1. 8
  1.  

  2. 2

    It’s an interesting question, but I’m not sure I agree the issue raised is going to be the real issue for any online version control system or open source repository.

    And I’d be highly skeptical of anyones opinion of GDPR unless they’re actually working to implement it or preparing to enforce it (I’m in the process of implementing).

    In this case GitHub would be both a controller and processor. Github would need to get consent from anyone with an account. But consider that an IP address is considered personal data and I can grab the URL for a repo and clone it locally without being logged in. Would GitHub need to put up a “Consent Wall” anytime someone looks at a repo while not being logged in and record consent? Or will we start needing this anytime you request something over the command line via ssh, sftp, scp, wget, or curl? What about cryptocurrencies or torrents?

    The owner of any repository hosted on Github would be the controller. Any consent given would need to be recorded for the controller. GitHub and any other services (CI/CD, static analysis, etc) that has been given access to it would be a processor. The owner of any repository who grants access to these other services is on the hook to verify that service meets GDPR and get consent if these new processors are using the personal data in new ways. I’m not even sure how I would handle consent for a git repo for something like this.

    And the reference to this applying to only people with EU citizenship is incorrect. GDPR is not about your citizenship, but rather where you’re at when your data was requested. As a US citizen if I’m in an EU country (business or school) anytime anyone asks for my personal data GDPR should apply.

    The question about the impact of someone writing a blog or book would likely be allowed under by Art. 85 GDPR Processing and freedom of expression and information and Recital 153 Processing of personal data solely for journalistic purposes or for the purposes of academic, artistic or literary expression.

    Sort of feels like we’ve gone back to the code is art/literature debate.

    1. 3

      I ’m not sure I agree the issue raised is going to be the real issue for any online version control system or open source repository.

      It’s almost certainly not.

      But consider that an IP address is considered personal data and I can grab the URL for a repo and clone it locally without being logged in.

      An IP address is not considered personal data:

      A single household PC may have different family members using it under the same login identity. As a result, the IP address and cookies cannot be connected to a single user. Therefore it is unlikely that this information will be personal data.

      But let’s consider something that is almost certainly personal data, like name and address, such as would be found in a copyright notice. Recital 47 explains:

      The legitimate interests of a controller, including those of a controller to which the personal data may be disclosed, or of a third party, may provide a legal basis for processing, provided that the interests or the fundamental rights and freedoms of the data subject are not overriding, taking into consideration the reasonable expectations of data subjects based on their relationship with the controller.
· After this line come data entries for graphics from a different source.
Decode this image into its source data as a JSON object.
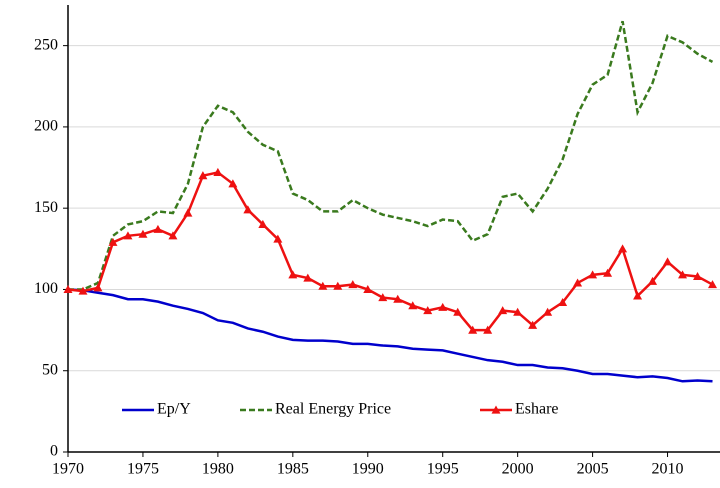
{
  "chart_data": {
    "type": "line",
    "x": [
      1970,
      1971,
      1972,
      1973,
      1974,
      1975,
      1976,
      1977,
      1978,
      1979,
      1980,
      1981,
      1982,
      1983,
      1984,
      1985,
      1986,
      1987,
      1988,
      1989,
      1990,
      1991,
      1992,
      1993,
      1994,
      1995,
      1996,
      1997,
      1998,
      1999,
      2000,
      2001,
      2002,
      2003,
      2004,
      2005,
      2006,
      2007,
      2008,
      2009,
      2010,
      2011,
      2012,
      2013
    ],
    "series": [
      {
        "name": "Ep/Y",
        "color": "#0000cc",
        "style": "solid",
        "marker": "none",
        "values": [
          100,
          99.5,
          98,
          96.5,
          94,
          94,
          92.5,
          90,
          88,
          85.5,
          81,
          79.5,
          76,
          74,
          71,
          69,
          68.5,
          68.5,
          68,
          66.5,
          66.5,
          65.5,
          65,
          63.5,
          63,
          62.5,
          60.5,
          58.5,
          56.5,
          55.5,
          53.5,
          53.5,
          52,
          51.5,
          50,
          48,
          48,
          47,
          46,
          46.5,
          45.5,
          43.5,
          44,
          43.5
        ]
      },
      {
        "name": "Real Energy Price",
        "color": "#3a7a1e",
        "style": "dashed",
        "marker": "none",
        "values": [
          100,
          100,
          104,
          133,
          140,
          142,
          148,
          147,
          165,
          200,
          213,
          209,
          197,
          189,
          185,
          159,
          155,
          148,
          148,
          155,
          150,
          146,
          144,
          142,
          139,
          143,
          142,
          130,
          134,
          157,
          159,
          148,
          162,
          180,
          208,
          226,
          232,
          265,
          209,
          227,
          256,
          252,
          245,
          240
        ]
      },
      {
        "name": "Eshare",
        "color": "#ee1111",
        "style": "solid",
        "marker": "triangle",
        "values": [
          100,
          99,
          101,
          129,
          133,
          134,
          137,
          133,
          147,
          170,
          172,
          165,
          149,
          140,
          131,
          109,
          107,
          102,
          102,
          103,
          100,
          95,
          94,
          90,
          87,
          89,
          86,
          75,
          75,
          87,
          86,
          78,
          86,
          92,
          104,
          109,
          110,
          125,
          96,
          105,
          117,
          109,
          108,
          103
        ]
      }
    ],
    "xlim": [
      1970,
      2013.5
    ],
    "xticks": [
      1970,
      1975,
      1980,
      1985,
      1990,
      1995,
      2000,
      2005,
      2010
    ],
    "ylim": [
      0,
      275
    ],
    "yticks": [
      0,
      50,
      100,
      150,
      200,
      250
    ],
    "grid": true,
    "legend": "bottom"
  }
}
      And once you’ve downloaded the repository and made a change, you may now ignore erasure and stop processing requests because Article 17 allows you to comply with other laws (including the copyright provisions).

      The owner of any repository who grants access to these other services is on the hook to verify that service meets GDPR and get consent if these new processors are using the personal data in new ways.

      No they’re not. Recital 26 explains:

      To ascertain whether means are reasonably likely to be used to identify the natural person, account should be taken of all objective factors, such as the costs of and the amount of time required for identification, taking into consideration the available technology at the time of the processing and technological developments.

      GDPR is not about your citizenship, but rather where you’re at when your data was requested.

      Article 3 (2) (b) does indeed refer to personal data monitoring that occurs inside the union, but (1) protects everyone in the world from controllers and processors that are in the union (i.e. regardless of where the data subject is) and (2) (a) also protects European Citizens (wherever they are in the world) if the processor or controller is offering goods or services to the data subject.

    2. 1

      It does, but also on anything else code hosting repos do. Let’s say I sign up for github, and agree that they can use my POO for the purposes of providing github features. Now I create a new repo, and set it as the remote of another local repo, then push all of the commits to github.

      At this point, github have to make sure that everyone else who has PII in that repo (in commit messages or otherwise) has opted in, before the pushed content can be part of github. For most of my repos that’s fine, as I already am every committer But it I push up something like a clone of the Linux repository or gcc, that’s a lot of work contacting all the committers

      1. 4

        That is already a requirement today.

        GitHub’s ToS specifically requires rights that e.g. the GPL does not grant you. You can not push any GPL project to GitHub without contacting every contributor, violating GitHub’s ToS, or the law.

        I ended up doing exactly that, luckily I know most people whose code I built upon personally. Larger projects such as the Linux kernel will just get a free pass. And projects somewhere in the middle?